What's a fixed-gear? Imagine yourself cruising down the street on your bike. You get tired and so you stop pedaling and coast. The freewheel mechanism in your hub disengages the drive train and lets the back wheel continue to spin while the cranks and pedals are still. On a fixed-gear the rear cog is bolted directly to the hub. There is no freewheel or cassette mechanism, so if the hub is moving, the cog is moving. Which means if the chain is moving, the pedals are moving, and if the bike is moving, you're pedaling. There is no coasting.
Sounds like a pain in the ass. If you're like me, the first question that comes to mind is "why?" Well, the modern SF two-wheeled steel, aluminum, and rubber hipster fashion accessory has its roots in racing, like other wheeled vehicles that don't really translate to street usage. They were — and still are — used on banked, velodrome-style tracks during races that employ all manner of strategies, including slowing down to a stop or near stop and doing a "track stand" — balancing at a standstill without putting your feet down — so your opponent can pass you and you can ride in the draft.
Since you're not likely to be drafting anyone on city streets, a track bike is a highly impractical choice of wheels. What’s more impractical is that fixed-gears often appear to lack brakes. The bike's speed is controlled by the rider's pedaling cadence — slow the pedaling, you slow the bike. Stop pedaling, stop the bike. This effect can be augmented by adding a front caliper brake, but that's frowned upon by fixie fashionistas who do things like cut their handlebars down to a foot and don't run bar tape or grips. The problem with using pedal cadence as a braking mechanism is that stopping is dependent on rider skill.
Now there's the rub. Like trucker hats and PBR, what started as a bike messenger thing has become a fashion statement and status symbol. You've got kids in the Mission with the left leg of their jeans rolled up, a little biker hat on crooked, slip-on Vans, and a brand-new fixed-gear Bianchi; and they don't know their ass from a light socket. Cadence? You may as well be talking astrophysics. They just know that it looks cool. It looks less cool, however, when one of these lemmings comes screaming down the Haight Street hill unable to keep up with the speed of the pedals and wrecks in the middle of Divisadero. A friend was riding down Stanyan with a box in his hand when some goon on a fixed-gear, unable to slow down, ran into his back wheel and crashed him in the middle of the street. He didn't even stop to see if my friend was OK.

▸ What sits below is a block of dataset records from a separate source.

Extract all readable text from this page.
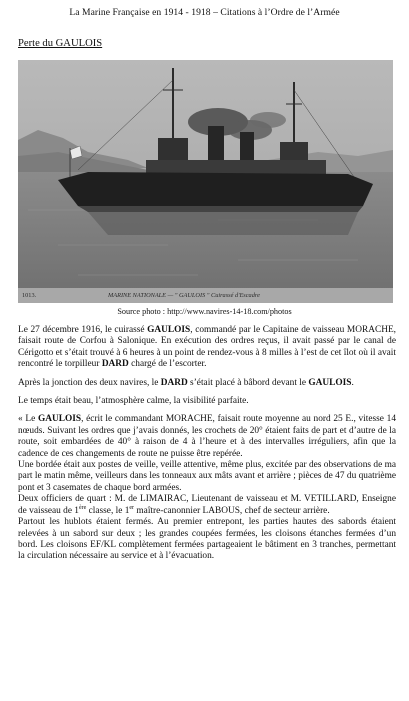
La Marine Française en 1914 - 1918 – Citations à l’Ordre de l’Armée
Perte du GAULOIS
1013.	MARINE NATIONALE — " GAULOIS " Cuirassé d'Escadre
Source photo : http://www.navires-14-18.com/photos

Le 27 décembre 1916, le cuirassé GAULOIS, commandé par le Capitaine de vaisseau MORACHE, faisait route de Corfou à Salonique. En exécution des ordres reçus, il avait passé par le canal de Cérigotto et s’était trouvé à 6 heures à un point de rendez-vous à 8 milles à l’est de cet îlot où il avait rencontré le torpilleur DARD chargé de l’escorter.

Après la jonction des deux navires, le DARD s’était placé à bâbord devant le GAULOIS.

Le temps était beau, l’atmosphère calme, la visibilité parfaite.

« Le GAULOIS, écrit le commandant MORACHE, faisait route moyenne au nord 25 E., vitesse 14 nœuds. Suivant les ordres que j’avais donnés, les crochets de 20° étaient faits de part et d’autre de la route, soit embardées de 40° à raison de 4 à l’heure et à des intervalles irréguliers, afin que la cadence de ces changements de route ne puisse être repérée.

Une bordée était aux postes de veille, veille attentive, même plus, excitée par des observations de ma part le matin même, veilleurs dans les tonneaux aux mâts avant et arrière ; pièces de 47 du quatrième pont et 3 casemates de chaque bord armées.

Deux officiers de quart : M. de LIMAIRAC, Lieutenant de vaisseau et M. VETILLARD, Enseigne de vaisseau de 1ère classe, le 1er maître-canonnier LABOUS, chef de secteur arrière.

Partout les hublots étaient fermés. Au premier entrepont, les parties hautes des sabords étaient relevées à un sabord sur deux ; les grandes coupées fermées, les cloisons étanches fermées d’un bord. Les cloisons EF/KL complètement fermées partageaient le bâtiment en 3 tranches, permettant la circulation nécessaire au service et à l’évacuation.
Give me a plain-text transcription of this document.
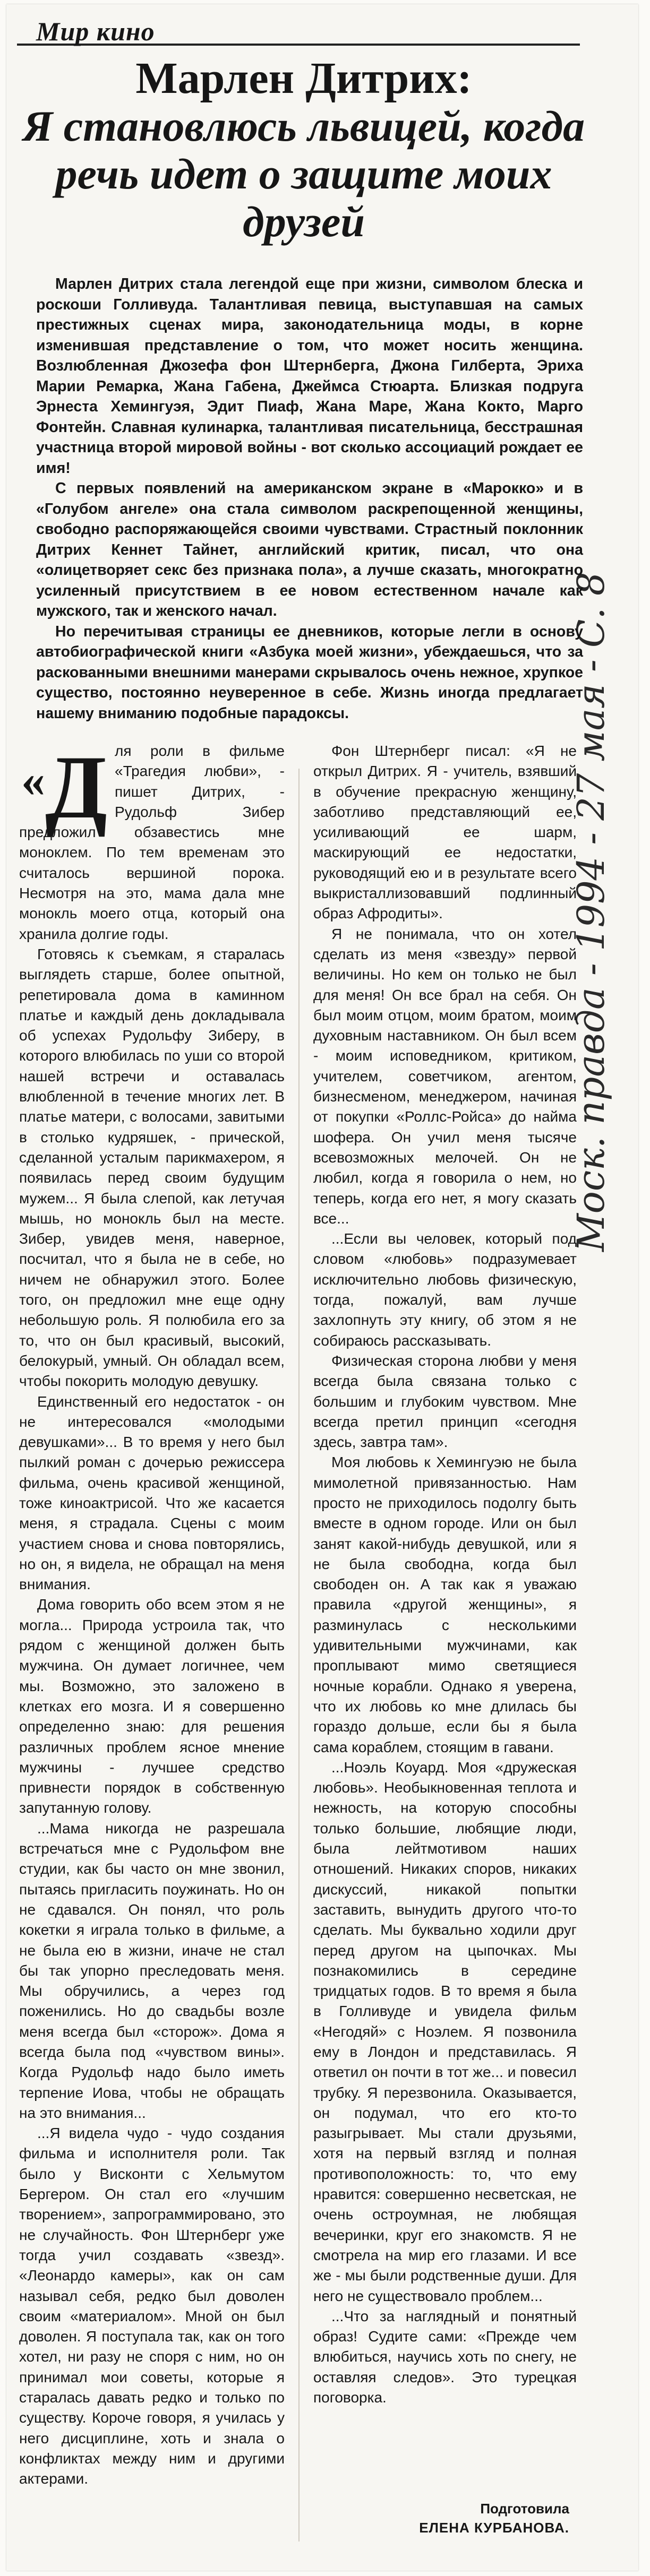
Мир кино
Марлен Дитрих:
Я становлюсь львицей, когда речь идет о защите моих друзей
Моск. правда - 1994 - 27 мая - С. 8

Марлен Дитрих стала легендой еще при жизни, символом блеска и роскоши Голливуда. Талантливая певица, выступавшая на самых престижных сценах мира, законодательница моды, в корне изменившая представление о том, что может носить женщина. Возлюбленная Джозефа фон Штернберга, Джона Гилберта, Эриха Марии Ремарка, Жана Габена, Джеймса Стюарта. Близкая подруга Эрнеста Хемингуэя, Эдит Пиаф, Жана Маре, Жана Кокто, Марго Фонтейн. Славная кулинарка, талантливая писательница, бесстрашная участница второй мировой войны - вот сколько ассоциаций рождает ее имя!

С первых появлений на американском экране в «Марокко» и в «Голубом ангеле» она стала символом раскрепощенной женщины, свободно распоряжающейся своими чувствами. Страстный поклонник Дитрих Кеннет Тайнет, английский критик, писал, что она «олицетворяет секс без признака пола», а лучше сказать, многократно усиленный присутствием в ее новом естественном начале как мужского, так и женского начал.

Но перечитывая страницы ее дневников, которые легли в основу автобиографической книги «Азбука моей жизни», убеждаешься, что за раскованными внешними манерами скрывалось очень нежное, хрупкое существо, постоянно неуверенное в себе. Жизнь иногда предлагает нашему вниманию подобные парадоксы.

«Д ля роли в фильме «Трагедия любви», - пишет Дитрих, - Рудольф Зибер предложил обзавестись мне моноклем. По тем временам это считалось вершиной порока. Несмотря на это, мама дала мне монокль моего отца, который она хранила долгие годы.

Готовясь к съемкам, я старалась выглядеть старше, более опытной, репетировала дома в каминном платье и каждый день докладывала об успехах Рудольфу Зиберу, в которого влюбилась по уши со второй нашей встречи и оставалась влюбленной в течение многих лет. В платье матери, с волосами, завитыми в столько кудряшек, - прической, сделанной усталым парикмахером, я появилась перед своим будущим мужем... Я была слепой, как летучая мышь, но монокль был на месте. Зибер, увидев меня, наверное, посчитал, что я была не в себе, но ничем не обнаружил этого. Более того, он предложил мне еще одну небольшую роль. Я полюбила его за то, что он был красивый, высокий, белокурый, умный. Он обладал всем, чтобы покорить молодую девушку.

Единственный его недостаток - он не интересовался «молодыми девушками»... В то время у него был пылкий роман с дочерью режиссера фильма, очень красивой женщиной, тоже кинoактрисой. Что же касается меня, я страдала. Сцены с моим участием снова и снова повторялись, но он, я видела, не обращал на меня внимания.

Дома говорить обо всем этом я не могла... Природа устроила так, что рядом с женщиной должен быть мужчина. Он думает логичнее, чем мы. Возможно, это заложено в клетках его мозга. И я совершенно определенно знаю: для решения различных проблем ясное мнение мужчины - лучшее средство привнести порядок в собственную запутанную голову.

...Мама никогда не разрешала встречаться мне с Рудольфом вне студии, как бы часто он мне звонил, пытаясь пригласить поужинать. Но он не сдавался. Он понял, что роль кокетки я играла только в фильме, а не была ею в жизни, иначе не стал бы так упорно преследовать меня. Мы обручились, а через год поженились. Но до свадьбы возле меня всегда был «сторож». Дома я всегда была под «чувством вины». Когда Рудольф надо было иметь терпение Иова, чтобы не обращать на это внимания...

...Я видела чудо - чудо создания фильма и исполнителя роли. Так было у Висконти с Хельмутом Бергером. Он стал его «лучшим творением», запрограммировано, это не случайность. Фон Штернберг уже тогда учил создавать «звезд». «Леонардо камеры», как он сам называл себя, редко был доволен своим «материалом». Мной он был доволен. Я поступала так, как он того хотел, ни разу не споря с ним, но он принимал мои советы, которые я старалась давать редко и только по существу. Короче говоря, я училась у него дисциплине, хоть и знала о конфликтах между ним и другими актерами.

Фон Штернберг писал: «Я не открыл Дитрих. Я - учитель, взявший в обучение прекрасную женщину, заботливо представляющий ее, усиливающий ее шарм, маскирующий ее недостатки, руководящий ею и в результате всего выкристаллизовавший подлинный образ Афродиты».

Я не понимала, что он хотел сделать из меня «звезду» первой величины. Но кем он только не был для меня! Он все брал на себя. Он был моим отцом, моим братом, моим духовным наставником. Он был всем - моим исповедником, критиком, учителем, советчиком, агентом, бизнесменом, менеджером, начиная от покупки «Роллс-Ройса» до найма шофера. Он учил меня тысяче всевозможных мелочей. Он не любил, когда я говорила о нем, но теперь, когда его нет, я могу сказать все...

...Если вы человек, который под словом «любовь» подразумевает исключительно любовь физическую, тогда, пожалуй, вам лучше захлопнуть эту книгу, об этом я не собираюсь рассказывать.

Физическая сторона любви у меня всегда была связана только с большим и глубоким чувством. Мне всегда претил принцип «сегодня здесь, завтра там».

Моя любовь к Хемингуэю не была мимолетной привязанностью. Нам просто не приходилось подолгу быть вместе в одном городе. Или он был занят какой-нибудь девушкой, или я не была свободна, когда был свободен он. А так как я уважаю правила «другой женщины», я разминулась с несколькими удивительными мужчинами, как проплывают мимо светящиеся ночные корабли. Однако я уверена, что их любовь ко мне длилась бы гораздо дольше, если бы я была сама кораблем, стоящим в гавани.

...Ноэль Коуард. Моя «дружеская любовь». Необыкновенная теплота и нежность, на которую способны только большие, любящие люди, была лейтмотивом наших отношений. Никаких споров, никаких дискуссий, никакой попытки заставить, вынудить другого что-то сделать. Мы буквально ходили друг перед другом на цыпочках. Мы познакомились в середине тридцатых годов. В то время я была в Голливуде и увидела фильм «Негодяй» с Ноэлем. Я позвонила ему в Лондон и представилась. Я ответил он почти в тот же... и повесил трубку. Я перезвонила. Оказывается, он подумал, что его кто-то разыгрывает. Мы стали друзьями, хотя на первый взгляд и полная противоположность: то, что ему нравится: совершенно несветская, не очень остроумная, не любящая вечеринки, круг его знакомств. Я не смотрела на мир его глазами. И все же - мы были родственные души. Для него не существовало проблем...

...Что за наглядный и понятный образ! Судите сами: «Прежде чем влюбиться, научись хоть по снегу, не оставляя следов». Это турецкая поговорка.

Подготовила
ЕЛЕНА КУРБАНОВА.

So what was the original draw that caused the person I'll call "Biker Zero" — to crib epidemiological lingo — to ride a track bike on the street? The people I know who ride them talk about being at one with the bike, feeling part of it, in the bike instead of on the bike. I'll go with that. But this human-bike-cyborg crap has reached the level of "I like the East Coast because I like to see the seasons change" tripe.